Pavle Strugar in the courtroomPavle Strugar in the courtroom

Civilian casualties and the destruction of UNESCO-protected cultural heritage in the attack on Dubrovnik on 6 December 1991 were consequences of "serious errors in the exercise of command in the JNA 2nd Operational Group," headed by the accused General Pavle Strugar, said prosecutor Susan Somers in her closing arguments.

The trial that began last December should end this week with the closing arguments of the prosecution and the defense. Prosecutor Somers said that the prosecution has proven beyond reasonable doubt that the accused, as the commander of the JNA 2nd Operational Group, "created an atmosphere of command that was characterized by tolerance for disciplinary infractions and criminal acts of his subordinates." This atmosphere spread to subordinate units where personnel knew that "the orders prohibiting attacks on the Old Town of Dubrovnik were just demagogy," the prosecutor claims.

As she said, the accused was aware on 6 December that he did not have command and control over the subordinate units, yet "he left the heavy weapons in their hands, knowing that they had abused it in the past." He knew that "the same circumstances yielded the same result", Somers said, reminding the Chamber of the previous attacks on Dubrovnik in October and November 1991 that "the accused had to have been aware of."

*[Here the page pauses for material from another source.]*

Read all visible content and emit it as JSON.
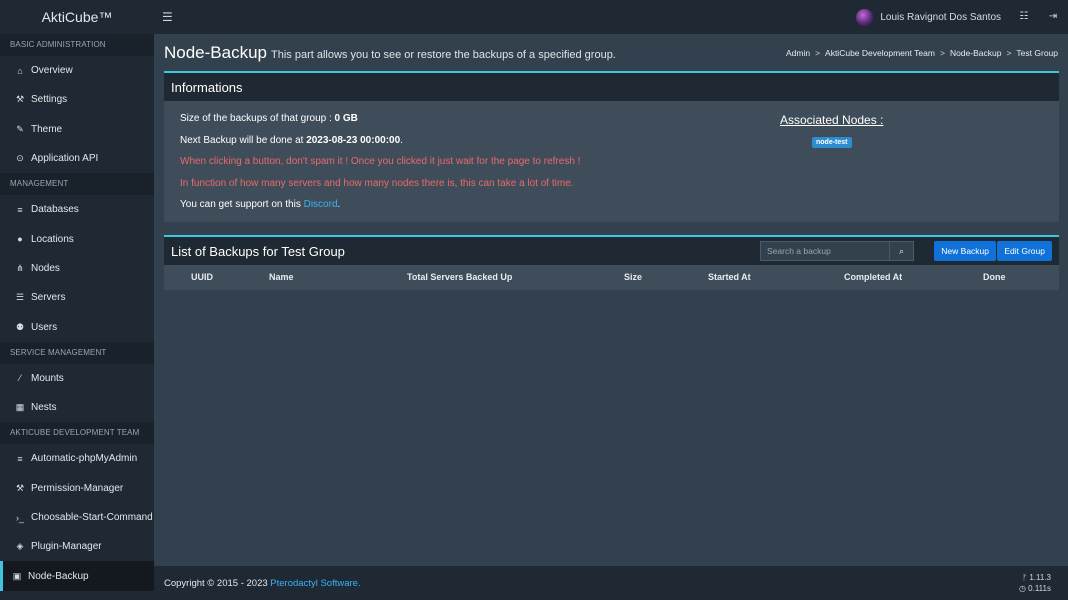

“He knew what consequences the attack on the city on 6 December could have, yet he did nothing to stop or prevent such an attack," Somers stated. She pointed out to the judges that the defense "changed its strategy" at the very end of its case, shifting all the blame on Admiral Miodrag Jokic, sentenced to 7 years in prison after his guilty plea. He testified at the trial of his former superior officer as a prosecution witness. "Admiral Jokic accepted his responsibility and he never tried to run away from it or to show any disrespect towards the accused," Somers noted.

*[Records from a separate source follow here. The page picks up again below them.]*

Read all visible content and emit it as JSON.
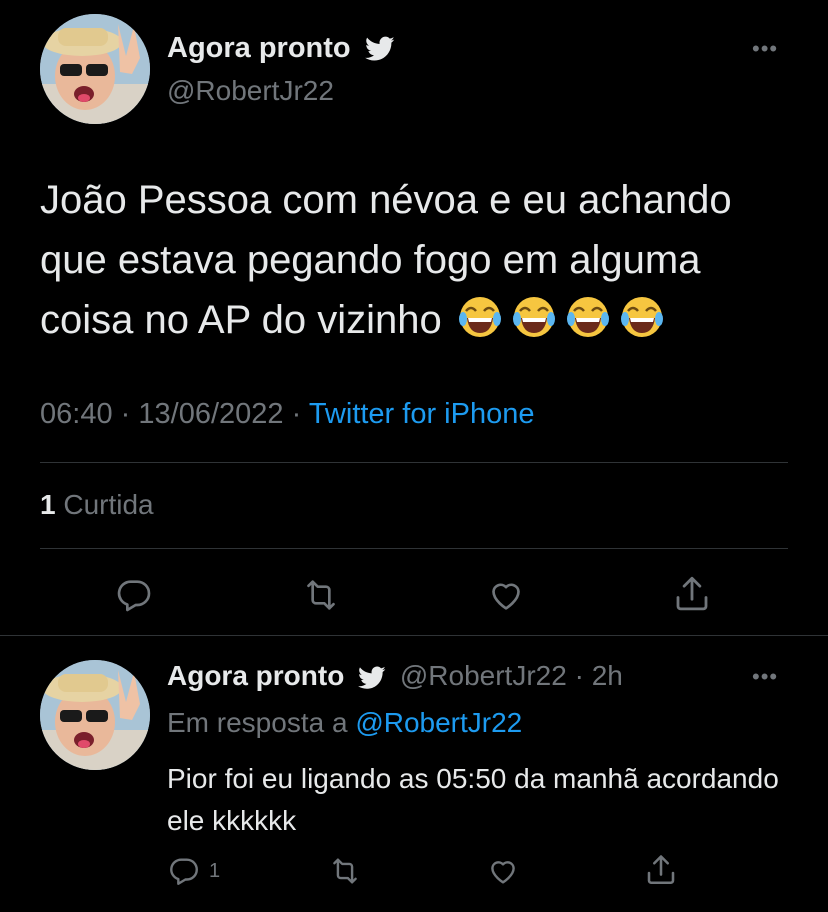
{
  "main_tweet": {
    "display_name": "Agora pronto",
    "handle": "@RobertJr22",
    "text": "João Pessoa com névoa e eu achando que estava pegando fogo em alguma coisa no AP do vizinho",
    "emojis": [
      "face-with-tears-of-joy",
      "face-with-tears-of-joy",
      "face-with-tears-of-joy",
      "face-with-tears-of-joy"
    ],
    "time": "06:40",
    "date": "13/06/2022",
    "separator": "·",
    "source": "Twitter for iPhone",
    "like_count": "1",
    "like_label": "Curtida"
  },
  "reply_tweet": {
    "display_name": "Agora pronto",
    "handle": "@RobertJr22",
    "separator": "·",
    "time_ago": "2h",
    "reply_prefix": "Em resposta a",
    "reply_to_handle": "@RobertJr22",
    "text": "Pior foi eu ligando as 05:50 da manhã acordando ele kkkkkk",
    "reply_count": "1"
  },
  "icons": {
    "verified_bird": "twitter-bird-icon",
    "more": "more-icon",
    "reply": "reply-icon",
    "retweet": "retweet-icon",
    "like": "like-icon",
    "share": "share-icon"
  },
  "colors": {
    "background": "#000000",
    "text": "#e7e9ea",
    "secondary": "#71767b",
    "accent": "#1d9bf0",
    "divider": "#2f3336"
  }
}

Posecutors David Re and Phillip Weiner stressed that the prosecution evidence proved beyond reasonable doubt that the Old Town of Dubrovnik had not been used for military purposes and that the JNA had shelled it deliberately. The defense argument that the Old Town had "lost its immunity as a city protected by UNESCO because fire was opened from it on JNA positions," was countered with the prosecution argument that "the JNA should have notified UN representatives of any alleged incidents in which fire was opened from the Old Town to have its immunity rescinded, but this was never done."

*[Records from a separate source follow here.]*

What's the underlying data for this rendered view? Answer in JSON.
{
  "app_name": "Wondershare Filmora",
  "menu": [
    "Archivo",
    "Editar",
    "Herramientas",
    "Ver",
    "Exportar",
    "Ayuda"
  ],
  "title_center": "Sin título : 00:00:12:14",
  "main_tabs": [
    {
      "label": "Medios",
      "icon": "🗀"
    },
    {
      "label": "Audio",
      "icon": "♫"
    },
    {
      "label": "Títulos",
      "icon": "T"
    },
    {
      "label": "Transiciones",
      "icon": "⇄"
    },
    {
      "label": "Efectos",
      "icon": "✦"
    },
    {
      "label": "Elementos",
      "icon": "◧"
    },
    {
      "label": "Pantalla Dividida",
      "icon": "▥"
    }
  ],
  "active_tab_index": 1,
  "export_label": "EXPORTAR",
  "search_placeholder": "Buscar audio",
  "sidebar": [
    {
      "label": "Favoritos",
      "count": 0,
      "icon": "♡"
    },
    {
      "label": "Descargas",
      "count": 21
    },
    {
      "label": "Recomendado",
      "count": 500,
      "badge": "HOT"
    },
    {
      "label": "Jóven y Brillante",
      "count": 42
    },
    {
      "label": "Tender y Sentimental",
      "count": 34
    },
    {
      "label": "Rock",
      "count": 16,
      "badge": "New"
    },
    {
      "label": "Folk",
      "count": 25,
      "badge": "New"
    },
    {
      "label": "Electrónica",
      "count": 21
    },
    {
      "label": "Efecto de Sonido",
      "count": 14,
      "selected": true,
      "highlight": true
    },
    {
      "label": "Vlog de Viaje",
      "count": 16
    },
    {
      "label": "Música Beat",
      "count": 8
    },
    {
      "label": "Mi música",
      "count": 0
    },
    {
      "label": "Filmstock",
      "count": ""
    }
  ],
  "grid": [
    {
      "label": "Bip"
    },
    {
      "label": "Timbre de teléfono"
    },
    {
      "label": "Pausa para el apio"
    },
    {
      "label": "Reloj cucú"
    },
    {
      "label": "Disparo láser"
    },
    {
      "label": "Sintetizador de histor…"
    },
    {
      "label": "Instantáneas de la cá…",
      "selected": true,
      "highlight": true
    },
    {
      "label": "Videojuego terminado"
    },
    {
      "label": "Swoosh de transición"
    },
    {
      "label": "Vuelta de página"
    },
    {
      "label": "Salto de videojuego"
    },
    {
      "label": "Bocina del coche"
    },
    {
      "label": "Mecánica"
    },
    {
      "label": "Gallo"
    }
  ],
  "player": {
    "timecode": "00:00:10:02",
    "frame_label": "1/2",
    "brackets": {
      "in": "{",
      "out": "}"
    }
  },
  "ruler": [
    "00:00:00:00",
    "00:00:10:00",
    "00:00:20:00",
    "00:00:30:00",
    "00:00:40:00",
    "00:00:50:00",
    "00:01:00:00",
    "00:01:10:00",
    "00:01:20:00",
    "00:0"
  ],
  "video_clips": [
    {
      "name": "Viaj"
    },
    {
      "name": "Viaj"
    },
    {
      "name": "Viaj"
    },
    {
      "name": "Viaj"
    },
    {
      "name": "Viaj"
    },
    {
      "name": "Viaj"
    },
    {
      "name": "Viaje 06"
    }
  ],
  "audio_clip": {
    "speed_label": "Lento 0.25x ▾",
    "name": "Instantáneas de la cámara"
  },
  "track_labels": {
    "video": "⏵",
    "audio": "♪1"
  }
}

The prosecution evidence, prosecutor Weiner contends, proved conclusively that there was no military target in Dubrovnik which would justify the JNA attacks. The alleged positions of a mortar and another artillery weapons on several locations around and in the vicinity of the Old Town were mentioned by only one defense witness. He called upon the Chamber to give their trust to the prosecution witness who commanded the artillery in the defense of Dubrovnik and who described in detail the positions of the Croatian forces.

Noting that it was the view of the prosecution that the "accused was guilty on all counts of the indictment”, Susan Somers asked for 13 to 15 years in prison for General Pavle Strugar.

The defence will present its closing argument next. The Presiding Judge Kevin Parker indicated that the "field report of the Trial Chamber" will also become part of the record, including notes, audio recordings and photographs. The three judges visited Dubrovnik from 1 to 4 September.